A Pirandellian Drama


I saw a play today, on the street. Performance art. Two actors. Is that truly a play?

I was their only audience, although other people were around, walking past, not stopping. I stopped. I saw. I had a few minutes left on break and was just walking around the block. The book I brought to read bored me before I started.

I read the same one last week. Maybe. They all look the same—how to conquer fear, how to win at life without trying. Pretty myopic, useless, too. I only read them because these writers, well, they’ve never done anything but write these books. That is encouraging, even if the books are useless. These guys made it. I can do it too. They are just like me. Worse, actually—they can’t even write! You don’t have to write if you just write, that’s the truth. Not that any of these guys would know truth if it was delivered to them in a large bag marked “truth.”

And I read them because, if I’m honest, I want to find another layer. A part they just aren’t revealing but it unravels slowly through their writing. I look for it, a glimpse of vulnerability, that maybe they don’t have it all figured out. They never will and neither will I. Maybe that is the truth. I almost want someone to tell me “It won’t get any better, mate. This is it.” I’d rather have someone tell me my life is all there is and it’s enough and it’ll always be the same. It’s exhausting, always reading about ways to change. Right? That is why I keep buying the books. But I don’t see that unrevealed truth, ever.

Maybe that will be my angle, truth. Unlike these buffoons. I’ll tell the truth. The real truth.

I had just put my phone back in my pocket, I’d called Sophie, but she didn’t answer, and then, well, I thought I’d do some vocab. I keep a list of vocab. I have to improve my writing if I’m going to write books of any sort.

(As an aside, I’ll tell you, sometimes there are so many layers to things (and things inside of things and things inside…) I don’t know how and and when to stop digging. Figuratively, I mean. Truth isn’t real. Or if it is, I can’t see it. But I’m sure I’ll find it to write about it. One page at a time.)

Anyway, I try to use vocab each day. I write it out. I used to use it on my customers, but Rachel—she was my boss—didn’t like it and made me stop. Not that anyone appreciates it in this shitty town, but I won’t live here forever. I know that for sure. Maybe I’ll leave the town and then write a book about how people, just like me, can leave their town. That part will be true enough.

I was about to begin on my vocab when out of a pub came the two thespians. She first. Their arms swung close together like pendulums, occasionally touching, though when his touched hers, she’d whip her hand back as if stung. She walked faster than he did, for he had a laborious gait and what looked like a damaged knee.

Was that acting or did he really have a damaged knee?

But that’s not what was interesting. What was interesting was their appearance. They were dressed in as much leather as they were in skin. It was a second skin, literally and metaphorically. Black leather. She even had on a hat, sort of. I can’t be sure it was a hat.

They were not a young couple, but they were covered in black leather. And tattoos. Every conceivable surface was covered in black leather and tattoos. And I saw them and stopped my vocab and said to myself, these actors, they are fierce. They are the sort of people—their characters, of course—who were they to ride by on their bikes—for I assume they owned bikes—I would burrow down into my seat and stare straight ahead.

Then I remembered (I remember everything I read, I’ll make that one of the chapters: how to remember everything you read) one of the silly self-help books I read recently told me to stare fear in the face. So there they were, fierce, tough, tattooed, leathery couple, performance acting. And I thought, now is as good a time as any. I stared them in the face even though they weren’t real, they were just actors. I faced them.

But they weren’t looking at me, not one bit. Didn’t notice me at all.

These actors were awfully good, professional.

Oh, and they had shaved heads. The female with a bit at the top but not much. The man bald. Of his own doing or nature’s wasn’t certain. And what skin wasn’t covered by tattoos and leather—well, it looked like it had been worn by the elements, sea and water. I should have mentioned this earlier, but hey, that is what editors are for.

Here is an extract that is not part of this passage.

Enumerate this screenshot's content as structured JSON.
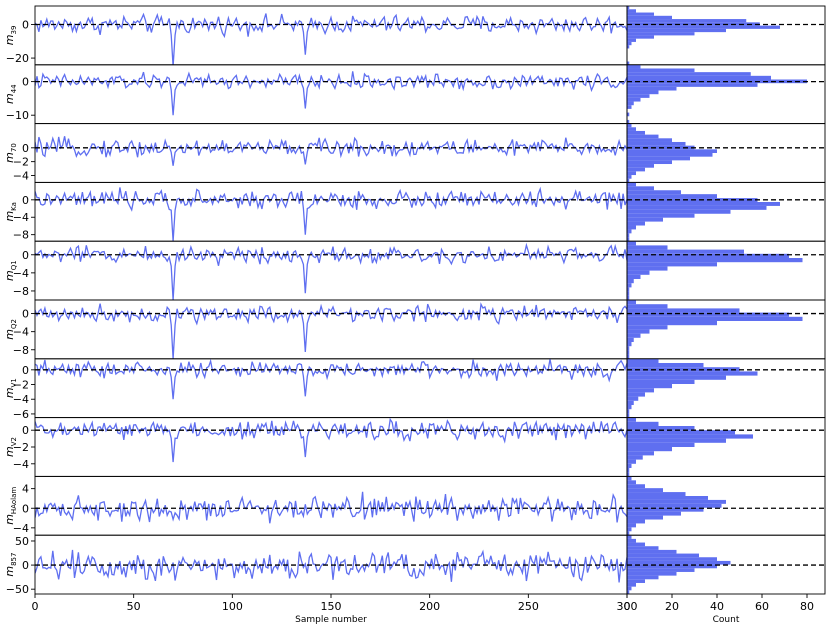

What wonderful clothing and costumes. What attention to detail. It’s these two who should write a book, not a bunch of people who have never done anything except write a book about writing a book.

But what I didn’t expect, what really tickled me and made me write all of this down here, was their dialogue. I will report it word for word because, as I said, I wrote it down:

Man: “You feed the dog?”

Woman: “Yeah. I fed him.”

That is exactly what they said. Such vivid costumes, even made their skin leathery. And turns out, they are just like us! Well, just like my parents, they always ask each other banal questions regarding pets.

And there you have it. The story of how I decided to write a book about truth. I’ll turn this into my introduction to that book. Because it is true. I saw it, and that is what we do, writers. I’ll tell it just like it is. Was. Will be.

But now, back to work. These lottery tickets aren’t going to sell themselves.